A narrativa acima, confesso, usei-a para ilustrar um fato atual que inverte a lógica dessa mesma história. E mais, troca até a origem dos pesos e medidas usados pelos seres humanos pré-históricos, de alguns milhares de anos antes de Cristo, quando sabiam o que fazer no escambo entre os brutamontes, usando braços, pés, palmas da mão, polegares, ânforas e sabe lá o que mais. Mas já mediam. E mandavam brasa, antes mesmo do fogo.

Não é que a intuição voltou! Não é que o valor fictício que provocava tapas, mosquetões e espadas nas ruas enlameadas de Lisboa chegou por aqui, no Tabuleiro do Martins!

Na matemática, na física e nas vergonhas, se um produto pesa 1 quilo, ele tem um quilo. Se mede 3 metros, seu tamanho é… 3 metros. Para 1 quilo ser transformado em 2, é preciso adicionar mais 1; para um tecido Tergal de 3 metros virar 4 metros, é necessário costurar mais 1 metro. Simples, certo? Não. Não pelas terras do João Martins.

A quimera. Vi hoje numa prateleira de supermercado um pacote do sabão em pó Tixan/Ipê, um rosinha, não a filha do radialista, mas a cor. Trazia dois pesos 400g e 500g. De chofre, pensei em se tratar daquelas enroladas “compre 400g e leve 500g”. Não, não era isso. Meus óculos e a máscara se entreolharam e viram uma frase comovente: “ajuste a dose. rende igual”, ao lado dos 400g e 500g. 400g rende igual a 500g!

Como 400g de sabão em pó pode render 500g… de pó? 1kg de açúcar pode render 1,5kg de açúcar? Uma janela de 2m de comprimento pode se transformar em mais 2m de comprimento? Assim, você compra uma de 2m e, com um “ajuste na dose”, ela pode ficar com 4? Como “ajustar” um número para ele ser maior do que é sem adicionar outro? E “ajustar” uma dose, como é isso? No bar do Lula, o Val põe uma dose de aguardente da boa num “enganabêbo” e ainda tira onda “— se achou a dose pouca, coloque água”. E, carinhosamente, traz uma rodela de caju para aplainar o aborrecimento do Firmino.

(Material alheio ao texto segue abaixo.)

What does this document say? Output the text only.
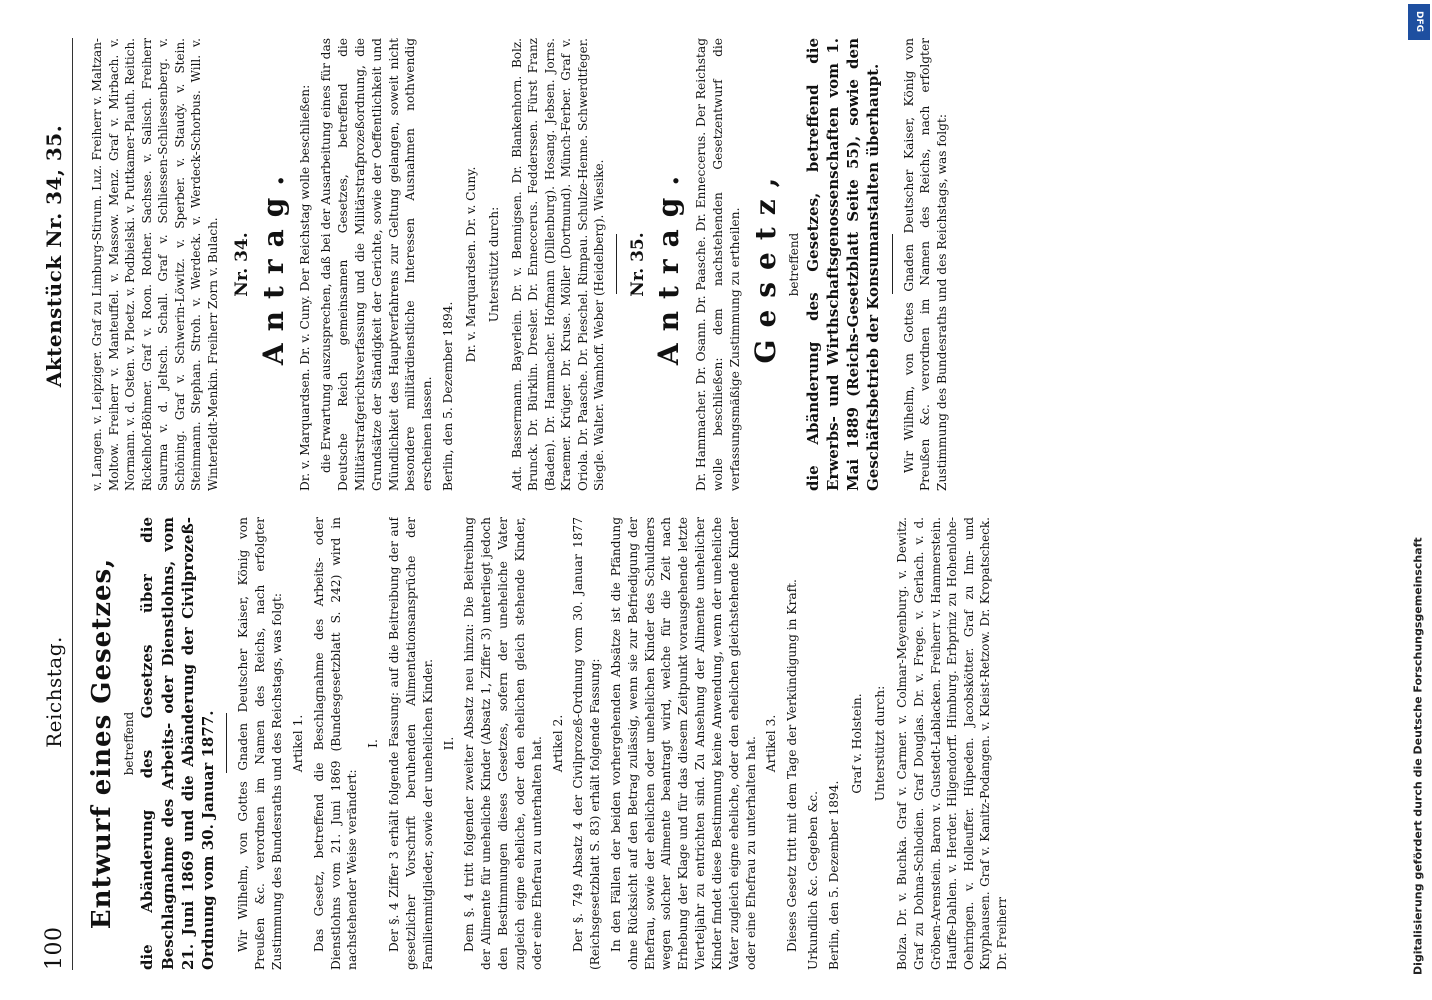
100
Reichstag.
Aktenstück Nr. 34, 35.
Entwurf eines Gesetzes, betreffend die Abänderung des Gesetzes über die Beschlagnahme des Arbeits- oder Dienstlohns, vom 21. Juni 1869 und die Abänderung der Civilprozeß-Ordnung vom 30. Januar 1877. Wir Wilhelm, von Gottes Gnaden Deutscher Kaiser, König von Preußen &c. verordnen im Namen des Reichs, nach erfolgter Zustimmung des Bundesraths und des Reichstags, was folgt: Artikel 1. Das Gesetz, betreffend die Beschlagnahme des Arbeits- oder Dienstlohns vom 21. Juni 1869 (Bundesgesetzblatt S. 242) wird in nachstehender Weise verändert:

I. Der §. 4 Ziffer 3 erhält folgende Fassung: auf die Beitreibung der auf gesetzlicher Vorschrift beruhenden Alimentationsansprüche der Familienmitglieder, sowie der unehelichen Kinder. II. Dem §. 4 tritt folgender zweiter Absatz neu hinzu: Die Beitreibung der Alimente für uneheliche Kinder (Absatz 1, Ziffer 3) unterliegt jedoch den Bestimmungen dieses Gesetzes, sofern der uneheliche Vater zugleich eigne eheliche, oder den ehelichen gleich stehende Kinder, oder eine Ehefrau zu unterhalten hat. Artikel 2. Der §. 749 Absatz 4 der Civilprozeß-Ordnung vom 30. Januar 1877 (Reichsgesetzblatt S. 83) erhält folgende Fassung: In den Fällen der beiden vorhergehenden Absätze ist die Pfändung ohne Rücksicht auf den Betrag zulässig, wenn sie zur Befriedigung der Ehefrau, sowie der ehelichen oder unehelichen Kinder des Schuldners wegen solcher Alimente beantragt wird, welche für die Zeit nach Erhebung der Klage und für das diesem Zeitpunkt vorausgehende letzte Vierteljahr zu entrichten sind. Zu Ansehung der Alimente unehelicher Kinder findet diese Bestimmung keine Anwendung, wenn der uneheliche Vater zugleich eigne eheliche, oder den ehelichen gleichstehende Kinder oder eine Ehefrau zu unterhalten hat. Artikel 3. Dieses Gesetz tritt mit dem Tage der Verkündigung in Kraft. Urkundlich &c. Gegeben &c. Berlin, den 5. Dezember 1894.

Graf v. Holstein. Unterstützt durch: Bolza. Dr. v. Buchka. Graf v. Carmer. v. Colmar-Meyenburg. v. Dewitz. Graf zu Dohna-Schlodien. Graf Douglas. Dr. v. Frege. v. Gerlach. v. d. Gröben-Arenstein. Baron v. Gustedt-Lablacken. Freiherr v. Hammerstein. Hauffe-Dahlen. v. Herder. Hilgendorff. Himburg. Erbprinz zu Hohenlohe-Oehringen. v. Holleuffer. Hüpeden. Jacobskötter. Graf zu Inn- und Knyphausen. Graf v. Kanitz-Podangen. v. Kleist-Retzow. Dr. Kropatscheck. Dr. Freiherr

v. Langen. v. Leipziger. Graf zu Limburg-Stirum. Luz. Freiherr v. Maltzan-Moltow. Freiherr v. Manteuffel. v. Massow. Menz. Graf v. Mirbach. v. Normann. v. d. Osten. v. Ploetz. v. Podbielski. v. Puttkamer-Plauth. Reitich. Rickelhof-Böhmer. Graf v. Roon. Rother. Sachsse. v. Salisch. Freiherr Saurma v. d. Jeltsch. Schall. Graf v. Schliessen-Schliessenberg. v. Schöning. Graf v. Schwerin-Löwitz. v. Sperber. v. Staudy. v. Stein. Steinmann. Stephan. Stroh. v. Werdeck. v. Werdeck-Schorbus. Will. v. Winterfeldt-Menkin. Freiherr Zorn v. Bulach. Nr. 34. Antrag. Dr. v. Marquardsen. Dr. v. Cuny. Der Reichstag wolle beschließen: die Erwartung auszusprechen, daß bei der Ausarbeitung eines für das Deutsche Reich gemeinsamen Gesetzes, betreffend die Militärstrafgerichtsverfassung und die Militärstrafprozeßordnung, die Grundsätze der Ständigkeit der Gerichte, sowie der Oeffentlichkeit und Mündlichkeit des Hauptverfahrens zur Geltung gelangen, soweit nicht besondere militärdienstliche Interessen Ausnahmen nothwendig erscheinen lassen. Berlin, den 5. Dezember 1894.

Dr. v. Marquardsen. Dr. v. Cuny. Unterstützt durch: Adt. Bassermann. Bayerlein. Dr. v. Bennigsen. Dr. Blankenhorn. Bolz. Brunck. Dr. Bürklin. Dresler. Dr. Enneccerus. Fedderssen. Fürst Franz (Baden). Dr. Hammacher. Hofmann (Dillenburg). Hosang. Jebsen. Jorns. Kraemer. Krüger. Dr. Kruse. Möller (Dortmund). Münch-Ferber. Graf v. Oriola. Dr. Paasche. Dr. Pieschel. Rimpau. Schulze-Henne. Schwerdtfeger. Siegle. Walter. Wamhoff. Weber (Heidelberg). Wiesike. Nr. 35. Antrag. Dr. Hammacher. Dr. Osann. Dr. Paasche. Dr. Enneccerus. Der Reichstag wolle beschließen: dem nachstehenden Gesetzentwurf die verfassungsmäßige Zustimmung zu ertheilen. Gesetz, betreffend die Abänderung des Gesetzes, betreffend die Erwerbs- und Wirthschaftsgenossenschaften vom 1. Mai 1889 (Reichs-Gesetzblatt Seite 55), sowie den Geschäftsbetrieb der Konsumanstalten überhaupt. Wir Wilhelm, von Gottes Gnaden Deutscher Kaiser, König von Preußen &c. verordnen im Namen des Reichs, nach erfolgter Zustimmung des Bundesraths und des Reichstags, was folgt:

DFG
Digitalisierung gefördert durch die Deutsche Forschungsgemeinschaft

Só o Seu Miudinho em Fernão-Velho foi o único ser humano a quebrar a lei matemática de medidas. Nem Isaac Newton tinha conseguido.

O papai chegava à Despensa, espécie de barracão da Fábrica Carmem, e pedia: “— Seu Miudinho, me dê um metro de elástico”. “— Peraí, Sebastião”. Saía com seus pezinhos ligeiros, quase desaparecendo debaixo do balcão devido à sua estatura (sabíamos que era ele porque usava um chapéu de tecido marrom, movimentando-se como um aviãozinho de papel, ou um “drone” na linguagem tecnológica), e depois voltava com meio metro do objeto flexível e retrátil. “— Pronto, Sebastião, é dois cruzeiros”. “— Seu Miudinho, pedi 1 metro”. “— Ôxe, tem nada não”. Aí, ele esticava o elástico no próprio balcão, que era pintado de cem centímetros e de mil milímetros, e, então, ia até o metro desejado pelo velho barbeiro. Nem o físico inglês, nem o Marquês de Borba, nem Sua Majestade, nem a Tixan ou quem quer que seja teria, tem ou terá a autoridade de quebrar as leis da natureza. Só o Seu Miudinho e ninguém mais. Está dito, inegociavelmente!

A frase no rótulo do sabão em pó “ajuste a dose. rende igual” de 400g para 500g é patética, trapaceadora, grotesca, indecorosa, fraudulenta, trambiqueira. É de uma patifaria sem igual. Pior. Comete um dos maiores crimes da humanidade: desbancar o Seu Miudinho! Ora bolas! Que o Val não saiba deste aleivo!